No, perché credo di aver parlato di amore in tutti i sensi. Sono stato sempre aderente alla vita, perché la viviamo tutti e abbiamo gli stimoli per capire che questa vita, oltre a essere prevedibile, è anche particolarmente incisiva, cioè noi l’assorbiamo e la sentiamo quando è vera e anche coloro che non hanno la cultura sufficiente la percepiscono per istinto.
Lei ha sorpreso sul palco quando ha cominciato a parlare inaspettatamente di prevenzione primaria e del ruolo della musica in questo.
È la grande operazione che sto facendo, l’ultima ma la più importante. Ho scritto il libro “La rinascita”, che sta andando in ristampa in questi giorni, con Giovanni Scapagnini e molti altri grandissimi medici.

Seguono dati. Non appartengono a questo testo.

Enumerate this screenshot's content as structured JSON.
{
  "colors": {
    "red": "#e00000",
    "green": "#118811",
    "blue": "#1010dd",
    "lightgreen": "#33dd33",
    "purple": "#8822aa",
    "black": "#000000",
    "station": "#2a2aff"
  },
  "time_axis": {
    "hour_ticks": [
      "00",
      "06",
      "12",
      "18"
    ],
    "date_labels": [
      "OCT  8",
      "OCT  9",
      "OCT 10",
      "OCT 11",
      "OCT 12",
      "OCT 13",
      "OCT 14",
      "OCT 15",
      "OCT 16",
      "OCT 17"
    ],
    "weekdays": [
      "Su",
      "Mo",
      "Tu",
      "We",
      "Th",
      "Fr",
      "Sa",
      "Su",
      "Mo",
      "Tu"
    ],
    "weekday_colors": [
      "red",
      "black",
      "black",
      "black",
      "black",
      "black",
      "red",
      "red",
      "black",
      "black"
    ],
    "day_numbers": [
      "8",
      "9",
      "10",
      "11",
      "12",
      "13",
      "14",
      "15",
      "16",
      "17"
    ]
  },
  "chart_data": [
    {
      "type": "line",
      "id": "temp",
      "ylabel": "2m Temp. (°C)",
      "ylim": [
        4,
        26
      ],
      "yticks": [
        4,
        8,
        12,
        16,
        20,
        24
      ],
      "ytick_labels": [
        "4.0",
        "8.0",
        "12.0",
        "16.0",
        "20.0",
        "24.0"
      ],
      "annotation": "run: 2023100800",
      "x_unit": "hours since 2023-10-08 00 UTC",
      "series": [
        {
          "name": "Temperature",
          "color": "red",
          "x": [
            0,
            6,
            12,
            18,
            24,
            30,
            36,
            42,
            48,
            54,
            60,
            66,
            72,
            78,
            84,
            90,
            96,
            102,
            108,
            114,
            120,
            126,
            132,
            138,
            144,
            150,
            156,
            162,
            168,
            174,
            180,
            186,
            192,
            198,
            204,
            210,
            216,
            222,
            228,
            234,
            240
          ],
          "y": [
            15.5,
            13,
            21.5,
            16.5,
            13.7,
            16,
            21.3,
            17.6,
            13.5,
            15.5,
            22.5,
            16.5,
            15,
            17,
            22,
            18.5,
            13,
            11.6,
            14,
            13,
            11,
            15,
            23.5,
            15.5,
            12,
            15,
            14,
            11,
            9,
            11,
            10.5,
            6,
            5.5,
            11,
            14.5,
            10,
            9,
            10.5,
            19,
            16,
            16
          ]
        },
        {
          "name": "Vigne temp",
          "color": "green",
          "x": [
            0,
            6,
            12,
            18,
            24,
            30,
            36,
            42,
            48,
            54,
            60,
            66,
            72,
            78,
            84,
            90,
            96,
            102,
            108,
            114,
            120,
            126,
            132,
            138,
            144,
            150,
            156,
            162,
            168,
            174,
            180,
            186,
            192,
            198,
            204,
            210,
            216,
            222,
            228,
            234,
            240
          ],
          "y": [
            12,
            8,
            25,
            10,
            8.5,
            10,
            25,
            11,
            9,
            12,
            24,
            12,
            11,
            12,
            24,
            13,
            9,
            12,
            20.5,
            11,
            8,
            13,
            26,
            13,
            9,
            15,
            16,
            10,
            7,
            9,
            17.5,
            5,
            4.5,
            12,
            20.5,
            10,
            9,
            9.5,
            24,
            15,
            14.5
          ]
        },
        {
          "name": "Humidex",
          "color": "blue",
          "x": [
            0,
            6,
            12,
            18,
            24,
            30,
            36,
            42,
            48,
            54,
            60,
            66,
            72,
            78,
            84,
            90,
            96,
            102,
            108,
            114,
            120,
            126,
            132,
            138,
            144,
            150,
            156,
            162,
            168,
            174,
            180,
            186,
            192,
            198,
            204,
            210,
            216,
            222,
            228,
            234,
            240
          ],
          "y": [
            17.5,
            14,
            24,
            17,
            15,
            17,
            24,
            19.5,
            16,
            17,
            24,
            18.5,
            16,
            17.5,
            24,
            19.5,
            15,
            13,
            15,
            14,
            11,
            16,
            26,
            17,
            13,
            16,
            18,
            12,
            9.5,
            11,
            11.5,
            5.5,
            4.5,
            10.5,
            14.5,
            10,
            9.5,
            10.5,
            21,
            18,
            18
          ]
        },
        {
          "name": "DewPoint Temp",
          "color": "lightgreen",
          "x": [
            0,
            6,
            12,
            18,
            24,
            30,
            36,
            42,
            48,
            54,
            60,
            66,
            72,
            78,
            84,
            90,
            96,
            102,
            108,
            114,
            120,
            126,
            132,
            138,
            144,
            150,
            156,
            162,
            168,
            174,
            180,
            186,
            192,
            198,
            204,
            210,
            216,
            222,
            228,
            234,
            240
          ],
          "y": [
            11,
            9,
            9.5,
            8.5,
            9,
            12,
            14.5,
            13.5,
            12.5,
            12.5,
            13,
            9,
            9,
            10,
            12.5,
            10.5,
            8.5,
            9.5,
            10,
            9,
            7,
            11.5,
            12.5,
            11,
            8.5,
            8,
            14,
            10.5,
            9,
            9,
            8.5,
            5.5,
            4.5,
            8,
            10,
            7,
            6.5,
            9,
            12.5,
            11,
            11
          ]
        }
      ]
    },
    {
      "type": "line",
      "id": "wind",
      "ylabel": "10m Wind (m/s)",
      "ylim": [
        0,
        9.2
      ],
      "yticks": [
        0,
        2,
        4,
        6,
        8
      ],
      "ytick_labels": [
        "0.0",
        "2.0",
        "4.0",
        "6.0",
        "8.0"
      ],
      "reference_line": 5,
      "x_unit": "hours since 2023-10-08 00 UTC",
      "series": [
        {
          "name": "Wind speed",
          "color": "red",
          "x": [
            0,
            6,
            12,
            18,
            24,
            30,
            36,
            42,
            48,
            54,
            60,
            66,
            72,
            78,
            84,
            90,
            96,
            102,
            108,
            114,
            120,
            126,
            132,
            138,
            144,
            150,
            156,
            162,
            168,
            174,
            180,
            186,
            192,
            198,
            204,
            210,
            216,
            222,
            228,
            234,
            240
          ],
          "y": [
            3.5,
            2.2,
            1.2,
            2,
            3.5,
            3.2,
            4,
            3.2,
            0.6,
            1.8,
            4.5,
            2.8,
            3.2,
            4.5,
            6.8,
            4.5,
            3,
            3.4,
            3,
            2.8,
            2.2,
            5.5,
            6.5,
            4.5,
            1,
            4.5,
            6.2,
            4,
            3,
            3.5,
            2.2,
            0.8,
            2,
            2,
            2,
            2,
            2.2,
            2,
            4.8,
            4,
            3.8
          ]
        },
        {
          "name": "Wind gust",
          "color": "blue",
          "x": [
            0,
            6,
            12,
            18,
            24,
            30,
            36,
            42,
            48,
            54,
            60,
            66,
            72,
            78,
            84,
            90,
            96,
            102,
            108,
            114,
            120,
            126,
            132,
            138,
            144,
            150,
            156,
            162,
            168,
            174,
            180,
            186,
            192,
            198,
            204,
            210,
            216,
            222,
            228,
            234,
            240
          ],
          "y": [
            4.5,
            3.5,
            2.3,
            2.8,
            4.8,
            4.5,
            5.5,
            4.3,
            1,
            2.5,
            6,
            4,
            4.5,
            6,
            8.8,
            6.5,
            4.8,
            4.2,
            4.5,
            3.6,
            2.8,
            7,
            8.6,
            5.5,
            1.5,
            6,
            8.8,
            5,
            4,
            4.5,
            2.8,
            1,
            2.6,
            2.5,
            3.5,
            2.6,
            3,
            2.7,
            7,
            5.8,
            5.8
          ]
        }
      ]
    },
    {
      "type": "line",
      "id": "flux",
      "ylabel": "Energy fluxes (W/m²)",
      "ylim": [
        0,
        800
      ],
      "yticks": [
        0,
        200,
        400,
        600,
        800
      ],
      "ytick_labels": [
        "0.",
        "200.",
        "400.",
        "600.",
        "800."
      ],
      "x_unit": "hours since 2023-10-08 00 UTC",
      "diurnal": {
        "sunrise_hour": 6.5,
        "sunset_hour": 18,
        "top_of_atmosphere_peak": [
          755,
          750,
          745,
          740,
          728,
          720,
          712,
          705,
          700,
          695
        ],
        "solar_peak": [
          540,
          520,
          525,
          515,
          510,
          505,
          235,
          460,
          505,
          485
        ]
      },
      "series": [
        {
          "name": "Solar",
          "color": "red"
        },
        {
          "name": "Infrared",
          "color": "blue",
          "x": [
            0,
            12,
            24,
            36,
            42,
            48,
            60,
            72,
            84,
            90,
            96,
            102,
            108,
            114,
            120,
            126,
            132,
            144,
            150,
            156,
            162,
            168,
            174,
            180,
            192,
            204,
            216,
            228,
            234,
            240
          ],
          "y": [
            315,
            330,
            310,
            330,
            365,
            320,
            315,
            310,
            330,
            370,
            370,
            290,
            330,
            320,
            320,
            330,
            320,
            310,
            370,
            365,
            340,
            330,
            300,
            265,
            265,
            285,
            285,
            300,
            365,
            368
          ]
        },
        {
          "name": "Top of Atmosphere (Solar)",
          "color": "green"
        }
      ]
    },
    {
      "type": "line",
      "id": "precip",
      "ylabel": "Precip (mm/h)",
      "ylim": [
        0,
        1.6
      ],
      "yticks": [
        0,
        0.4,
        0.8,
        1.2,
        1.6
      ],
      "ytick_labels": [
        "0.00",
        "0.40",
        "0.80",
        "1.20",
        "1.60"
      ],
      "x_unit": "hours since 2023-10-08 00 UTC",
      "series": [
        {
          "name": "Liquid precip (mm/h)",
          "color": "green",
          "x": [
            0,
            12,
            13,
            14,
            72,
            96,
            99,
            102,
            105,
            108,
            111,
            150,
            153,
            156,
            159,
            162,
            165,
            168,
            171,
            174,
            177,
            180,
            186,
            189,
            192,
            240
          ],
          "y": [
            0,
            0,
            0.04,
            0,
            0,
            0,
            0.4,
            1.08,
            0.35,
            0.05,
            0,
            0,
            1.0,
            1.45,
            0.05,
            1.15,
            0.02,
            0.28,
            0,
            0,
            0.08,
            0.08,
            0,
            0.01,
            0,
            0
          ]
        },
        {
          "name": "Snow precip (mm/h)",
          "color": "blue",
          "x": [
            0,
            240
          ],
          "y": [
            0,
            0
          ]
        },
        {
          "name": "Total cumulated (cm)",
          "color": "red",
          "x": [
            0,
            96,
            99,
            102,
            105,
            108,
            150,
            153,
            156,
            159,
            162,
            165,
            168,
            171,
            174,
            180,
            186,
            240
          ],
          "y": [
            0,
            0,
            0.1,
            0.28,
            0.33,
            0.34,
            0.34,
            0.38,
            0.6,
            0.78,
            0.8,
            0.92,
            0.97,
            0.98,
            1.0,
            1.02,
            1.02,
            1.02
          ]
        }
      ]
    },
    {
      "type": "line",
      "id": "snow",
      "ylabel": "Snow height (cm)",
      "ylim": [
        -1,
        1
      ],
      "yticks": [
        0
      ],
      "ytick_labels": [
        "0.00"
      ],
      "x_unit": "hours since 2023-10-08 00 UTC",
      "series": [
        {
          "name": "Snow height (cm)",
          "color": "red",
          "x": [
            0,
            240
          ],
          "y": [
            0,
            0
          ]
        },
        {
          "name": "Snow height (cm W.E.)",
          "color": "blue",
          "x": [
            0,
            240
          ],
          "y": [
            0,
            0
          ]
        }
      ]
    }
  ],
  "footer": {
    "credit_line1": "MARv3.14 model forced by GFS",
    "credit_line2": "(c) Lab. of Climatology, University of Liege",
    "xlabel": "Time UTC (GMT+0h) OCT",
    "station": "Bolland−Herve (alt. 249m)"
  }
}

Sono 32 anni che studio la prevenzione primaria e ho letto moltissimi libri su come si possa evitare di ammalarsi.
La musica, il cantare assieme, il ridere assieme, la serenità, tutto quello che fa parte della bellezza della vita, il sorriso, la condivisione, è tutta salute.
Come ha detto dal palco di Pescara, cantare assieme ci ha dato una bella scarica di endorfina.
La gioia, la passione, la condivisione producono endorfina che è quanto di meglio esista per il corpo.